I learned quickly after moving into that assisted living facility that I had been quite independent, after all, despite how I felt. And now, all that was gone. Maybe it was the fact that someone checked on me every hour or that, for the first time in my life, it wasn’t my responsibility to coordinate the housekeeper and the yardman, the laundry and the ironing, the meals and the caretakers. I should have felt a sense of reckless abandon, a crushing weight dissipating into thin air.
Instead, I felt an overarching sense of uselessness. For sixty years I had been a wife, which translated to cook, cleaner, laundress, ironer, errand runner, mother, caretaker, feeling soother and sometimes gardener. And now, here I was, totally free. And I felt like I was losing my mind. Mercifully, when I got up from the sofa where I was reading probably the fifteenth book that month, I turned on the bathroom light, and, in that particular mix of spark and noise, the bulb over the sink blew.
I had bridge that afternoon, and I couldn’t very well do my makeup when one of the bulbs was out. Whistling all the way, I walked purposefully to the tiny utility room, slid the lightweight stepladder over my arm like a purse and grabbed a light bulb. Sure, I could have called maintenance, but it was a light bulb for heaven’s sake. Dan was the invalid; he was the one that needed the care. Not me.
I climbed up the three small steps carefully, twisted out the
old light bulb, screwed in the new one and headed back down. One, two . . . I never got to three. The third step had escaped me, and, instead of landing steadily on it, one of my feet slipped. Struggling to regain my balance, my foot twisted underneath me and, before I knew what was happening, I was on the ground amidst the sound of shattering. I looked over, expecting to see that light bulb in a million pieces on the tile floor. I gasped. Seeing the bulb perfectly intact, I realized, as I tried to hoist myself from the floor, my leg determined not to allow it, that the shattering sound hadn’t been the bulb. It was me.
My mind raced with fear, remembering that Dan was alone in the den. I tried to call for help, but no sound would come. It was like that nightmare where the gunman is chasing you and you’re trying and trying to scream, to no avail. I don’t know if it was the fear or the swift rise in blood pressure that severe pain can trigger, but that’s the last I remember of that afternoon.
On the bright side, while I was catching up on my beauty rest, I had the loveliest dream . . .
It was May 1952, and I was perfectly coifed and made up, wearing an overworn yet expensive A-line dress. I could barely climb the four stairs that led from the driveway to our tiny front porch. I was sore, throbbing, exhausted. But, most of all, I was inexplicably ecstatic. I looked down at her again.

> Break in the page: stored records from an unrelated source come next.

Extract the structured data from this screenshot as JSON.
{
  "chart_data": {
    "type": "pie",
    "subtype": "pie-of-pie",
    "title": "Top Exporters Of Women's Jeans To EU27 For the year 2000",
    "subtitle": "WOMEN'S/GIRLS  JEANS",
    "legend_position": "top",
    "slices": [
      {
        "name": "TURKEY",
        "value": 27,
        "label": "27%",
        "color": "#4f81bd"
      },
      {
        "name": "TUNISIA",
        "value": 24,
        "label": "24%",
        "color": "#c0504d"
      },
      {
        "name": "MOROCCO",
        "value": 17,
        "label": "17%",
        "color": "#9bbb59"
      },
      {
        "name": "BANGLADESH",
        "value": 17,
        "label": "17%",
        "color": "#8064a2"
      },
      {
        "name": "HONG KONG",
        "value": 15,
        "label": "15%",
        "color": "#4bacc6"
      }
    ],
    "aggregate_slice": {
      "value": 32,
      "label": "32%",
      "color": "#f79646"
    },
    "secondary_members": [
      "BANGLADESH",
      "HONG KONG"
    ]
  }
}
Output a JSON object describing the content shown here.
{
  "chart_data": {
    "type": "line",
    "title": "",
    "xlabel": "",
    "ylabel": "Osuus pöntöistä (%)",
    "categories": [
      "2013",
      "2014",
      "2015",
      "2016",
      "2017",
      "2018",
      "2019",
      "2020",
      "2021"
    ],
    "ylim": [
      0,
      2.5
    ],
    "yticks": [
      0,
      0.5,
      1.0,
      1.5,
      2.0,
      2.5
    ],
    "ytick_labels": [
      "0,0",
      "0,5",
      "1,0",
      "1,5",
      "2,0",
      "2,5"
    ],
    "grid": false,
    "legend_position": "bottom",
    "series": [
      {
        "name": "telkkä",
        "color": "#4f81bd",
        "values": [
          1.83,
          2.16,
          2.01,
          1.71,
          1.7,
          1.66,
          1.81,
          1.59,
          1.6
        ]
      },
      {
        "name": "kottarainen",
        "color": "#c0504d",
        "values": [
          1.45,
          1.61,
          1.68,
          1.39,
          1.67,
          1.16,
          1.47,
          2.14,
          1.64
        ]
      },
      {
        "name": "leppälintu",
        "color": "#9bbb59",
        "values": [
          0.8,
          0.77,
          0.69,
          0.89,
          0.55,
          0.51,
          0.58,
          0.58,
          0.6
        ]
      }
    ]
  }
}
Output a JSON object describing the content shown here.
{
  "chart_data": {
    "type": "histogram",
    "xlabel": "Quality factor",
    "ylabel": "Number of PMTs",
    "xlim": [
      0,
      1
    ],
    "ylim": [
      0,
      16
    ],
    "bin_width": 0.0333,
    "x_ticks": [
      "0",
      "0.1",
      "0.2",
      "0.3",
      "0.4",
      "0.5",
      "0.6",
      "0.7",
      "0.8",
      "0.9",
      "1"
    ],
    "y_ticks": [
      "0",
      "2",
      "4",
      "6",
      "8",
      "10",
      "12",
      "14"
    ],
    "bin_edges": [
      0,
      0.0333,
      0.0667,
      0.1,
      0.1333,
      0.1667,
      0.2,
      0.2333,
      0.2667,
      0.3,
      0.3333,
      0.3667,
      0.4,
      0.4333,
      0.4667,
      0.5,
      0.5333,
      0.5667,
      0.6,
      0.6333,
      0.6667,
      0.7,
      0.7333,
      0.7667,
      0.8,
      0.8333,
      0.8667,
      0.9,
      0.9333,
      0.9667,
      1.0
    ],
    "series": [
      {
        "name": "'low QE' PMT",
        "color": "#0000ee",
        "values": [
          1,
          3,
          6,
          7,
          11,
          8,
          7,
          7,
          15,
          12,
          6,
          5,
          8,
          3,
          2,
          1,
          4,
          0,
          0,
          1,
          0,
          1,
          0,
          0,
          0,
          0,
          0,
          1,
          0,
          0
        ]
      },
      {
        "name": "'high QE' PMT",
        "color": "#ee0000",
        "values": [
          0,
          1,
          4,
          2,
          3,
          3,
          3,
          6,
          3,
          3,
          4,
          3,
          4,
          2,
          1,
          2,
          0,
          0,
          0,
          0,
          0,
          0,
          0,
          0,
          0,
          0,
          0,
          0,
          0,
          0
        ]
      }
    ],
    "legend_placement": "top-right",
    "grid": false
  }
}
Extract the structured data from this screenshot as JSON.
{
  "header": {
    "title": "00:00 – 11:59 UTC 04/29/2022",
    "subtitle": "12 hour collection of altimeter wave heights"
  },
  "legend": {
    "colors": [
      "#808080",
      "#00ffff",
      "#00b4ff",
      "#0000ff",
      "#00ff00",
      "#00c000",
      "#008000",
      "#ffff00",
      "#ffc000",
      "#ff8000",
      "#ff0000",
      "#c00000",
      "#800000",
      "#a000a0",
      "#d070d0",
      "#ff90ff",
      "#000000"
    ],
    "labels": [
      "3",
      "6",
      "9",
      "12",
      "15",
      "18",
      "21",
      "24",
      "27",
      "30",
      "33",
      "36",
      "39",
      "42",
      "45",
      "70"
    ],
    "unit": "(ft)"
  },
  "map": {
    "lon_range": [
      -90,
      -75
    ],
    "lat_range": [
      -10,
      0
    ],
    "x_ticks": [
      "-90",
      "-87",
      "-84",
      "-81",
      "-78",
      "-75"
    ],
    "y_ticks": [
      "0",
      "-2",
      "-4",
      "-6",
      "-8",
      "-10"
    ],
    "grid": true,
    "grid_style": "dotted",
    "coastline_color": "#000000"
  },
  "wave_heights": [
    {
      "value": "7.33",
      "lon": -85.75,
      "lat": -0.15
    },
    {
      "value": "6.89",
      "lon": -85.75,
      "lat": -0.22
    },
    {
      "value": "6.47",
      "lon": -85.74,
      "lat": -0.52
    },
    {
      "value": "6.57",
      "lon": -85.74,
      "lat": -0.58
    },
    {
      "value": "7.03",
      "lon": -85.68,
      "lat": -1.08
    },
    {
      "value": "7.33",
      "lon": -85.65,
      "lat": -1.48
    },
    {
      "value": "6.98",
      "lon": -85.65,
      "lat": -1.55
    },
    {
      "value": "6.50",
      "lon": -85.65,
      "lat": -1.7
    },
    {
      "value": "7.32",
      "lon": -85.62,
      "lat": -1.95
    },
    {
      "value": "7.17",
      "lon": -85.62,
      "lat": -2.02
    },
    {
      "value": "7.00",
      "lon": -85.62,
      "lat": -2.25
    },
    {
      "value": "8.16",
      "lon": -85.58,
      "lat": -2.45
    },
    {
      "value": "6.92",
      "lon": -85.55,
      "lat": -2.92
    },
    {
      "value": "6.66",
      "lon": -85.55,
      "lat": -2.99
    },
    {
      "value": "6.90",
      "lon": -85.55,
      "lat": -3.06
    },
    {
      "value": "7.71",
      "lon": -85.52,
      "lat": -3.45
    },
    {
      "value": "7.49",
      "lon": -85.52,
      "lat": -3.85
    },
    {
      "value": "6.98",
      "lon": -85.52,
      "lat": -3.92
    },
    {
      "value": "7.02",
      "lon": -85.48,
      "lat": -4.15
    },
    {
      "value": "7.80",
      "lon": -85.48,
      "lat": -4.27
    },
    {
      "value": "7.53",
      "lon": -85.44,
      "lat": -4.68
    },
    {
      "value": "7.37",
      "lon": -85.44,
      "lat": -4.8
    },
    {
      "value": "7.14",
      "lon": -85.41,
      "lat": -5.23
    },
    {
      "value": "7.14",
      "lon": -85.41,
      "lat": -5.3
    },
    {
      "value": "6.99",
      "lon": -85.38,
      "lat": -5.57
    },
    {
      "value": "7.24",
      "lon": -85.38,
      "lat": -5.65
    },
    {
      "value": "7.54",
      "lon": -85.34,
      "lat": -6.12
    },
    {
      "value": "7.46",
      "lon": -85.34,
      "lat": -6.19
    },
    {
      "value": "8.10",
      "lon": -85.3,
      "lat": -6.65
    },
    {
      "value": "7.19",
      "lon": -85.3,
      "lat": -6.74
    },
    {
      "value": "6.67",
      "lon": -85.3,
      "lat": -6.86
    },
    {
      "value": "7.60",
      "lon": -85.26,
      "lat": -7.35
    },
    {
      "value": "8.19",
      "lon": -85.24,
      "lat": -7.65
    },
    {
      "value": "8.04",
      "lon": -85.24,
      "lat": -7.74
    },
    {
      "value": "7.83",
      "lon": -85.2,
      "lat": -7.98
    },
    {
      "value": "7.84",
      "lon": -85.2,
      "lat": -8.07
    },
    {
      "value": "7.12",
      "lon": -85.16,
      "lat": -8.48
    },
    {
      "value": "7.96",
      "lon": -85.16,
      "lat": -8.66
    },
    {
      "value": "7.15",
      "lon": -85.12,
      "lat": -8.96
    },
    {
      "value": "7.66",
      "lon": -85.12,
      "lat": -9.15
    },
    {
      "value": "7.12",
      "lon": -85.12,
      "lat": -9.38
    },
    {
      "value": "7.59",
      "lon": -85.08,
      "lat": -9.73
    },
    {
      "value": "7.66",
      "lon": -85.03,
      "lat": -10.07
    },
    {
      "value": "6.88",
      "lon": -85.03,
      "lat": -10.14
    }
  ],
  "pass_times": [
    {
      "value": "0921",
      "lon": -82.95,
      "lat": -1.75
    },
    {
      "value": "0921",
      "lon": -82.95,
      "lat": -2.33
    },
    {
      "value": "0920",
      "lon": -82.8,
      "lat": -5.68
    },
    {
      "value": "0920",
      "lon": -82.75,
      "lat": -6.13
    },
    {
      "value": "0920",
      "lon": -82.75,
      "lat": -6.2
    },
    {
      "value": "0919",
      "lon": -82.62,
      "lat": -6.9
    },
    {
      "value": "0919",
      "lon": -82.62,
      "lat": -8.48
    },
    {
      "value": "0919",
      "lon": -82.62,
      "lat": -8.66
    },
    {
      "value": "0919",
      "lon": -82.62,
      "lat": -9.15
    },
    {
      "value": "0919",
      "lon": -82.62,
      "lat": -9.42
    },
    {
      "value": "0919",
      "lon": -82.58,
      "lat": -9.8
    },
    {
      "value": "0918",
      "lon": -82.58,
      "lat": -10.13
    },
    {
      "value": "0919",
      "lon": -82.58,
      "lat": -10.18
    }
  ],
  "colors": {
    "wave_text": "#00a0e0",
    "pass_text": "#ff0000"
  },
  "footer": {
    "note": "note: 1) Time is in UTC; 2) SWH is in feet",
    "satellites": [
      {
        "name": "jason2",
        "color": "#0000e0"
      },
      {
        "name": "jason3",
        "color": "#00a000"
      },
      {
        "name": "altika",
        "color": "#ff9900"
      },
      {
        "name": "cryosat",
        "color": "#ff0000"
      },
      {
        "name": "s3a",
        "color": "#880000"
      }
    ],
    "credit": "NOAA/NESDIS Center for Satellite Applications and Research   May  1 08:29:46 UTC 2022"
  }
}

“She’s just so perfect,” I said to Dan, wistfully. “Those little lips and those tiny eyelashes.”
As we reached the top step, Dan set my valise down beside us, put his arm around me and leaned to kiss the cheek of the first addition to our family.
“She’s so small,” he said, for probably the millionth time.
I wanted to say, She didn’t feel so small when I was birthing her, but I refrained.
Those were the waiting room days, where the woman toughed it out alone as the man paced around outside, puffing the cigars that he was supposed to be handing out.
It’s better now, I think, when men get to be in the room, when they get to experience that earthshaking moment when their child takes his or her first breath. And, even more important, when they can actually see what their wife goes through when creating this little miracle.